Open kisozinov opened 2 months ago
Hi @kisozinov, sorry for the late reply.
I think the reason is that the NQ dataset on huggingface dataset hub now only has 10.6k train data
But originally it should have 307k. I am not sure what happened..
@ArvinZhuang This is not a problem. I've successfully downloaded this dataset again today, it has 307/7 k samples (maybe bug?). In the case of a full dataset, did you use the standard split into train/test (307/7 k)? The restriction on the unique doc title from your script is not suitable, as far as I understand :)
@kisozinov Yes I was using standard train/test split. If nothing about the dataset is wrong, it is what it is. The reason I have the doc title filtering is that it is not suitable to have two different document IDs for the same document (identified by title). The filtering makes sure this won't happen. So we got fewer documents at the end because the train/test had fewer unique documents.
Maybe the proper way is to sample some other documents from Wikipedia and add them to the corpus to make up a corpus with 320k docs.

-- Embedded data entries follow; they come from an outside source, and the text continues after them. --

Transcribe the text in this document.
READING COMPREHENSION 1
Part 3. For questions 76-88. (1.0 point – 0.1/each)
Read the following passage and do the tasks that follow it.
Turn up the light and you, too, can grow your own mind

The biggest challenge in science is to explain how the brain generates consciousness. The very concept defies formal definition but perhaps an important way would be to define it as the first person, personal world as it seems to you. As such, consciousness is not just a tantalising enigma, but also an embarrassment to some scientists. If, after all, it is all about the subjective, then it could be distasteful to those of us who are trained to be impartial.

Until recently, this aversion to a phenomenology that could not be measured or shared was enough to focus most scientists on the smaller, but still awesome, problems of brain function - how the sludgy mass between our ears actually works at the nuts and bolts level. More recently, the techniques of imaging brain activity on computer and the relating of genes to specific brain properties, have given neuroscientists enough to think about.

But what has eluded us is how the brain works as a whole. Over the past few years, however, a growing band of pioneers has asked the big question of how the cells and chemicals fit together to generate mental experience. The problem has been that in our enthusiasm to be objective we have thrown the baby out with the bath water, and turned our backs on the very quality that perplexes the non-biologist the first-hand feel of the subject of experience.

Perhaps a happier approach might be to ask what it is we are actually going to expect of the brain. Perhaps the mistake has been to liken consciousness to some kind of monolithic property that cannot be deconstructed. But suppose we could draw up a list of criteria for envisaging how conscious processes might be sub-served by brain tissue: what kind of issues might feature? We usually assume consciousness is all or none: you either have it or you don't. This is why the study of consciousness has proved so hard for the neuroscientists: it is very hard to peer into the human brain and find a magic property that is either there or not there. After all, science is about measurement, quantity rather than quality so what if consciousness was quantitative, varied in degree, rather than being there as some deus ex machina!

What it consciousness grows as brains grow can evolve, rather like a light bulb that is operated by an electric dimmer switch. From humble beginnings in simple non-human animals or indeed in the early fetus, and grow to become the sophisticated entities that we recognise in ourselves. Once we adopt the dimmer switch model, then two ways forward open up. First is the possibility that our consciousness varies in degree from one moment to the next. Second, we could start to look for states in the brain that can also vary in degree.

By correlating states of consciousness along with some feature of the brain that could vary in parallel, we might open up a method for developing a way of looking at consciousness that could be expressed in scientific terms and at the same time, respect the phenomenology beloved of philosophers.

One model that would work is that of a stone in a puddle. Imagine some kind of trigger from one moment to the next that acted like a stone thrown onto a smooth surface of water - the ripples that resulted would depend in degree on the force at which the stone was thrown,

I got it, thanks for the answer :)
Hi, I tried to reproduce the results of your experiments on NQ320k dataset as per the table from your paper![image](https://github.com/ArvinZhuang/DSI-QG/assets/71232712/15142d38-aaef-483f-8cc4-85b304bc606e)
To do this, I referred to your script from old repository, but I ran into the problem that simply by changing
NUM_TRAIN=307000
andNUM_EVAL=7000
script terminates in the middle, probably due to the repeated titles (stop at ~107000).Hence I have a question, what script or settings (train/val split) do you use to process NQ320k?